Irritable bowel syndrome, or IBS, is a common gastrointestinal syndrome that may affect up to 15% of the population in the U.S. The primary symptom of IBS is abdominal discomfort that is associated with either an alteration in bowel habit (diarrhea, constipation, or diarrhea alternating with constipation) or that is improved with a bowel movement. In fact, the alteration in bowel habit is used to subgroup patients into three clinically separate groups. It is not certain if the cause (etiology) is the same for all groups or if each group has a distinct and separate cause. Various theories regarding the causes of IBS include:
- abnormalities of the function of the intestinal muscles or their controlling nerves,
- abnormal intestinal neural sensation,
- altered immunology of the intestine,
- intestinal inflammation, and
- alteration or overgrowth of the bacteria that colonize the intestine.

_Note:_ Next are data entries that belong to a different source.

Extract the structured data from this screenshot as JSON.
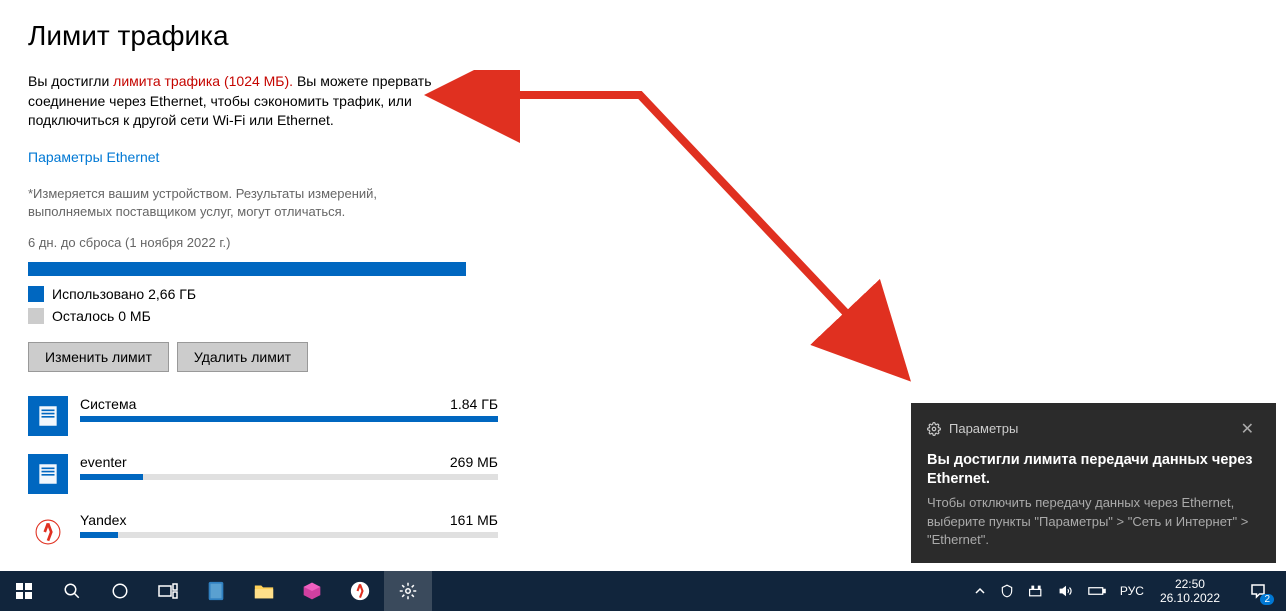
{
  "page": {
    "title": "Лимит трафика",
    "desc_prefix": "Вы достигли  ",
    "desc_red": "лимита трафика (1024 МБ).",
    "desc_suffix": "  Вы можете прервать соединение через Ethernet, чтобы сэкономить трафик, или подключиться к другой сети Wi-Fi или Ethernet.",
    "link": "Параметры Ethernet",
    "note": "*Измеряется вашим устройством. Результаты измерений, выполняемых поставщиком услуг, могут отличаться.",
    "reset": "6 дн. до сброса (1 ноября 2022 г.)",
    "used_label": "Использовано 2,66 ГБ",
    "remain_label": "Осталось 0 МБ",
    "btn_change": "Изменить лимит",
    "btn_delete": "Удалить лимит"
  },
  "apps": [
    {
      "name": "Система",
      "value": "1.84 ГБ",
      "pct": 100,
      "icon": "system"
    },
    {
      "name": "eventer",
      "value": "269 МБ",
      "pct": 15,
      "icon": "system"
    },
    {
      "name": "Yandex",
      "value": "161 МБ",
      "pct": 9,
      "icon": "yandex"
    }
  ],
  "notif": {
    "source": "Параметры",
    "title": "Вы достигли лимита передачи данных через Ethernet.",
    "body": "Чтобы отключить передачу данных через Ethernet, выберите пункты \"Параметры\" > \"Сеть и Интернет\" > \"Ethernet\"."
  },
  "taskbar": {
    "lang": "РУС",
    "time": "22:50",
    "date": "26.10.2022",
    "notif_count": "2"
  }
}
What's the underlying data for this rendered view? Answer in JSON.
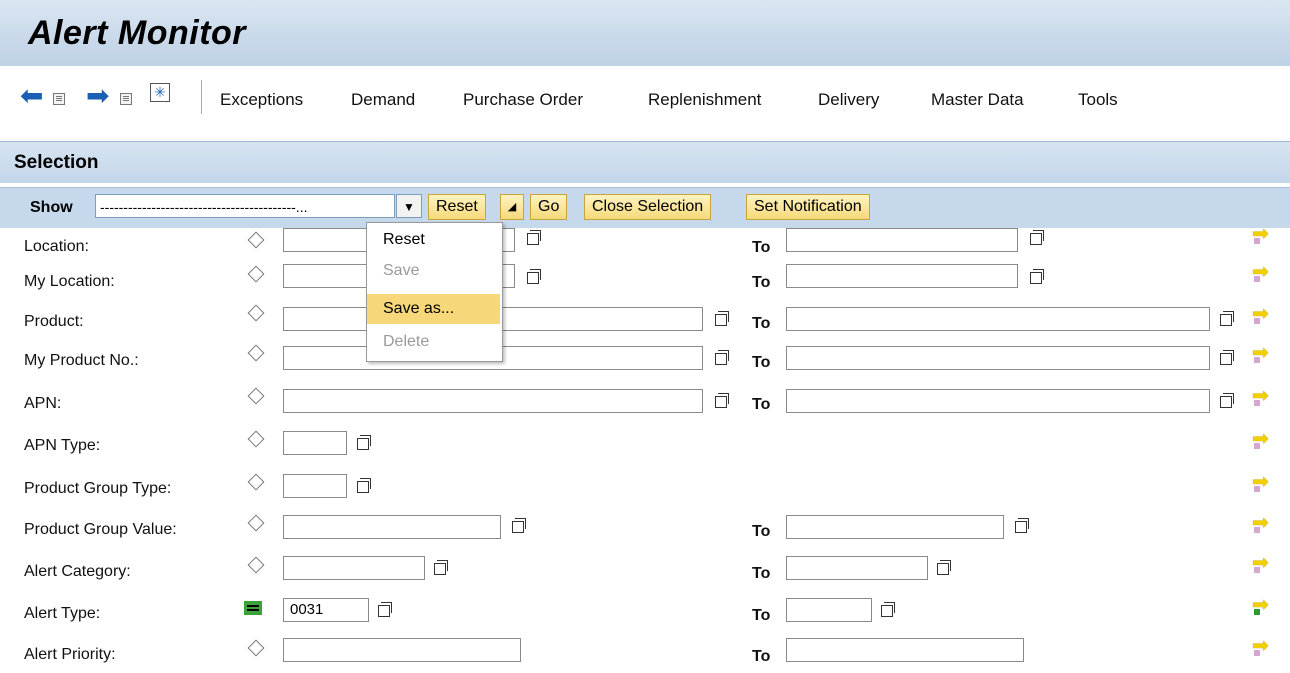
{
  "app": {
    "title": "Alert Monitor"
  },
  "nav": {
    "icons": [
      "back-arrow-icon",
      "history-list-icon",
      "forward-arrow-icon",
      "history-list-icon",
      "favorites-star-icon"
    ],
    "menu": [
      "Exceptions",
      "Demand",
      "Purchase Order",
      "Replenishment",
      "Delivery",
      "Master Data",
      "Tools"
    ]
  },
  "selection": {
    "title": "Selection",
    "show_label": "Show",
    "show_value": "------------------------------------------...",
    "buttons": {
      "reset": "Reset",
      "go": "Go",
      "close_selection": "Close Selection",
      "set_notification": "Set Notification"
    }
  },
  "context_menu": {
    "items": [
      {
        "label": "Reset",
        "enabled": true,
        "highlighted": false
      },
      {
        "label": "Save",
        "enabled": false,
        "highlighted": false
      },
      {
        "label": "Save as...",
        "enabled": true,
        "highlighted": true
      },
      {
        "label": "Delete",
        "enabled": false,
        "highlighted": false
      }
    ]
  },
  "to_label": "To",
  "rows": [
    {
      "label": "Location:",
      "value": "",
      "to_value": ""
    },
    {
      "label": "My Location:",
      "value": "",
      "to_value": ""
    },
    {
      "label": "Product:",
      "value": "",
      "to_value": ""
    },
    {
      "label": "My Product No.:",
      "value": "",
      "to_value": ""
    },
    {
      "label": "APN:",
      "value": "",
      "to_value": ""
    },
    {
      "label": "APN Type:",
      "value": ""
    },
    {
      "label": "Product Group Type:",
      "value": ""
    },
    {
      "label": "Product Group Value:",
      "value": "",
      "to_value": ""
    },
    {
      "label": "Alert Category:",
      "value": "",
      "to_value": ""
    },
    {
      "label": "Alert Type:",
      "value": "0031",
      "to_value": ""
    },
    {
      "label": "Alert Priority:",
      "value": "",
      "to_value": ""
    }
  ],
  "colors": {
    "header_bg": "#c9d9ea",
    "button_bg": "#f5d97a",
    "menu_highlight": "#f6d77a",
    "equal_icon": "#3aa335"
  }
}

The last of these potential causes (etiologies) - bacterial alteration or overgrowth - has been explored in an important scientific study recently published in the New England Journal of Medicine by Pimentel et al. In this study, the authors randomized over 1,000 patients with IBS not associated with predominant constipation (i.e., they had mostly normal and/or diarrheal bowel habits) to receive either an antibiotic, rifaximin (Xifaxan), or a placebo (an inactive pill) for two weeks. The patients were followed during treatment and for up to 10 weeks after completing treatment to assess the effects of treatment on their symptoms. With respect to symptoms, the patients receiving rifaximin did better than the patients receiving placebo, and the difference was statistically significant.
The implications of the study are two-fold: first, rifaximin s effective in the treatment of IBS, and second, since rifaximin is an antibiotic and presumably works by affecting the intestinal bacteria, it suggests that bacteria may have a role in causing IBS, at least IBS not associated predominantly with constipation. Both of these implications need to be examined.
The study leaves little doubt that rifaximin is effective in treating patients with irritable bowel syndrome. It is important, however, to look at the magnitude of the effectiveness of rifaximin (as compared with placebo).
Symptoms of IBS frequently respond to placebo. Thus, in the study by Pimentel, 31% of the patients receiving placebo improved. On the other hand, 41% of the patients receiving rifaximin improved. The difference in response between placebo and rifaximin was only 10%. Therefore, it can be stated with certainty only that a small proportion of patients with IBS - 10% - were helped by rifaximin.
Why was rifaximin effective in such a small proportion of patients with IBS? There are two potential explanations. The first is that bacterial alteration or overgrowth - presumably what was being treated by rifaximin - is, in fact, the cause of IBS in only a small proportion of patients. The second is that the criteria used for including patients for study did not well for select patients who had bacterial alteration or overgrowth as the cause of their symptoms. Perhaps, one should not be using the existing criteria for IBS to select patients for treatment with rifaximin, and perhaps additional criteria should be used. Pimentel et al. used the Rome II criteria for diagnosing and selecting patients, and the most important criterion of Rome II are abdominal discomfort associated with an alteration in the bowel habit or relieved by a bowel movement. But Pimentel also used abdominal bloating to select patients, which is interesting because bloating is not one of the criteria for diagnosing IBS.
Intestinal bacteria may cause abdominal discomfort accompanied with a change in bowel habits or relieved by a bowel movement, but the symptoms that bacteria in the intestine commonly cause are diarrhea and abdominal bloating (or distention) due to intestinal gas that the bacteria produce. Perhaps if patients had been selected more for diarrhea and intestinal gas (i.e., abdominal bloating or distention) and less for abdominal discomfort, the proportion of patients responding to rifaximin might have been greater. In other words, the typical symptoms of IBS - abdominal discomfort associated with an alteration in bowel habit or relieved by a bowel movement - may not be the criterion for selecting patients for treatment with rifaximin. It is possible that rifaximin can help a larger number of patients if criteria other than the one used for diagnosing IBS are employed to select patients for treatment.
But if the criteria for IBS are not good for selecting patients, is rifaximin (Xifaxan) really a good treatment for IBS or is it instead a good treatment for another gastrointestinal condition whose symptoms overlap with IBS?